4. The dispensing device according to claim 3, wherein the slide valve assembly comprises a tubular slider delimiting internally the dosing chamber and which is slidably mounted on a support member of the dosing module between an upper and a lower positions, the slider comprising an upper and a lower inlet which are able to communicate with the reservoir, and an upper and a lower outlet which are able to communicate with an opening of the dosing module such that, when the slider is in its lower position, the upper inlet communicates with the dosing chamber and the lower outlet communicates with the opening, the other inlet and outlet being closed by sealing surfaces, and a lower position in which the lower inlet communicates with the dosing chamber and the upper outlet communicates with the opening, the other inlet and outlet being closed by sealing surfaces.

5. The dispensing device according to claim 4, wherein, the slider comprises a shuttle plunger which is slidably mounted in the dosing chamber between an upper position in which the shuttle plunger closes the upper outlet, and a lower position in which the shuttle plunger closes the lower outlet.

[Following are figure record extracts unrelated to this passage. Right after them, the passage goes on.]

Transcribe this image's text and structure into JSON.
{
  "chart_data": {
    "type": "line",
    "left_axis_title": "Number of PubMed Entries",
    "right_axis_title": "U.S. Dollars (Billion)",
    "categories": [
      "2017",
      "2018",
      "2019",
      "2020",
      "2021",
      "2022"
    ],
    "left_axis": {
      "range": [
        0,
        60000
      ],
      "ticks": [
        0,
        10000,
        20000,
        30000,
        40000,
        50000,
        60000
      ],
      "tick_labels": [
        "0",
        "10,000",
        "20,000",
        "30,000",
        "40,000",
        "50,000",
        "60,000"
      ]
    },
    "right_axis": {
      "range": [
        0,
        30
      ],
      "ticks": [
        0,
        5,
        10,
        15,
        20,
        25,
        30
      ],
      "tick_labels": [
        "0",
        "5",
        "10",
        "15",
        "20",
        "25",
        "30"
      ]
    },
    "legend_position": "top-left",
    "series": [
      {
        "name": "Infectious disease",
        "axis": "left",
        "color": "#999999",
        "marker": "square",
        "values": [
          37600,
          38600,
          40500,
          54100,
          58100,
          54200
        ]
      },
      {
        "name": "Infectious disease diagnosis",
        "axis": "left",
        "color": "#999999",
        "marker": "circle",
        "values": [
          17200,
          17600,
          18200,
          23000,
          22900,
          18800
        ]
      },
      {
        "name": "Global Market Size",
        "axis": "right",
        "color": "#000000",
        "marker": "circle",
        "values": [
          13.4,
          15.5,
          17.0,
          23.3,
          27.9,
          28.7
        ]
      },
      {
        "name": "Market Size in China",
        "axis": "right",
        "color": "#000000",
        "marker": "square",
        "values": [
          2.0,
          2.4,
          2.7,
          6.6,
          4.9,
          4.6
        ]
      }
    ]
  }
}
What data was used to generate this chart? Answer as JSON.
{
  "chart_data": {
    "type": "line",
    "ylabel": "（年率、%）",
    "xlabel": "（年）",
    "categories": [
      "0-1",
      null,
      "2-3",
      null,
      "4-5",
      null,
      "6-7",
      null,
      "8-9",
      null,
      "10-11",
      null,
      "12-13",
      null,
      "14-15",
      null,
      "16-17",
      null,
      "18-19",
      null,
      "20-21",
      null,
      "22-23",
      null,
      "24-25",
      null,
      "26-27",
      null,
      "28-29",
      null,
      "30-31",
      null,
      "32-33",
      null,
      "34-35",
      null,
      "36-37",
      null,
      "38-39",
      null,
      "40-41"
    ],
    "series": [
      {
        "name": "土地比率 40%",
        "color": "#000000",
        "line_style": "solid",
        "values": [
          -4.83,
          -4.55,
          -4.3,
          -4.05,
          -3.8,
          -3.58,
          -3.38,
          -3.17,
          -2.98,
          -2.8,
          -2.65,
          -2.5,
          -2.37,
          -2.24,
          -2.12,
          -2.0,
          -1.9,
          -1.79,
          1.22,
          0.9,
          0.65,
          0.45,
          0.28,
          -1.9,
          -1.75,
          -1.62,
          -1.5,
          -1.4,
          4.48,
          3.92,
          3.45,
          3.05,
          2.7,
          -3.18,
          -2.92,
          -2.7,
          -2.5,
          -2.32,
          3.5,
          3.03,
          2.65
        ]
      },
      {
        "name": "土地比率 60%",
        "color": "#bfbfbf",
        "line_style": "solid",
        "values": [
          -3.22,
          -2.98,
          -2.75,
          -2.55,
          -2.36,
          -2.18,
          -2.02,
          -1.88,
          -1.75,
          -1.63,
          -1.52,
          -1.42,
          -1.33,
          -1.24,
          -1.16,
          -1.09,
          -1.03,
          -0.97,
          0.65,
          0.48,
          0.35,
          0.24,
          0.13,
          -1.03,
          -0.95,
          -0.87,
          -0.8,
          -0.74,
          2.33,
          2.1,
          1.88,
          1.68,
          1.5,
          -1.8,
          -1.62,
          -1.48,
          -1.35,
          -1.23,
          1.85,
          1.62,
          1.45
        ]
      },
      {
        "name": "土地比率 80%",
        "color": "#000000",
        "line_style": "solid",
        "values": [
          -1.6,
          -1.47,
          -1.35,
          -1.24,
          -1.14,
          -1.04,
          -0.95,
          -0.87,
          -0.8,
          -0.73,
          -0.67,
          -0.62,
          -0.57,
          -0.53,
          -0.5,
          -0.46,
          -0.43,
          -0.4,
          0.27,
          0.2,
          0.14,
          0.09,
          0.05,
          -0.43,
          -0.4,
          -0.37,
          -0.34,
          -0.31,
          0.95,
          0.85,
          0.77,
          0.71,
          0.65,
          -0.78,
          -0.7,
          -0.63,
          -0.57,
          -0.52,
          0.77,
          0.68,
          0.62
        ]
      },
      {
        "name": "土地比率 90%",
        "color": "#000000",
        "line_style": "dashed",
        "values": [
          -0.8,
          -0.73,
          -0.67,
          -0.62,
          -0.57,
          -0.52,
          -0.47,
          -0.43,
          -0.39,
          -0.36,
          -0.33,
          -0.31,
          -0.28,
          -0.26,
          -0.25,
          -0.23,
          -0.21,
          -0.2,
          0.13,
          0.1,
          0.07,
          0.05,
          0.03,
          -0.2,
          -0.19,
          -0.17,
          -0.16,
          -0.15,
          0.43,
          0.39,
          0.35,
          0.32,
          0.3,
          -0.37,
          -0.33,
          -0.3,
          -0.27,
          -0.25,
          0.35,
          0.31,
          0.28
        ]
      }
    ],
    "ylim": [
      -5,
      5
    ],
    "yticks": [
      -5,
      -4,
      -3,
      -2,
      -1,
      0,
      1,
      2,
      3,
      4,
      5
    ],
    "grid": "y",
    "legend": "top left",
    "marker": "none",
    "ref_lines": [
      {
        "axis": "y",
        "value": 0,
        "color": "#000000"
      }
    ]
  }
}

6. The dispensing device according to claim 4, wherein the reservoir comprises a piston biased towards the dispensing extremity of the reservoir.

7. The dispensing device according to claim 6, wherein the slider and the shuttle plunger are slidably mounted in a coaxial direction, transversally relatively to the sliding direction of the piston.

8. The dispensing device according to claim 6, wherein the piston is biased towards the dispensing extremity of the reservoir thanks to a pre-loaded spring.

9. The dispensing device according to claim 1, wherein the dispensing extremity of the reservoir is initially closed by a septum which is pierced during first use by a needle provided on the support member of the dosing module.

10. The dispensing device according to claim 1, characterized in that it comprises a casing in which the dosing module and the reservoir are housed.

11. The dispensing device according to claim 5, wherein the reservoir comprises a piston biased towards the dispensing extremity of the reservoir.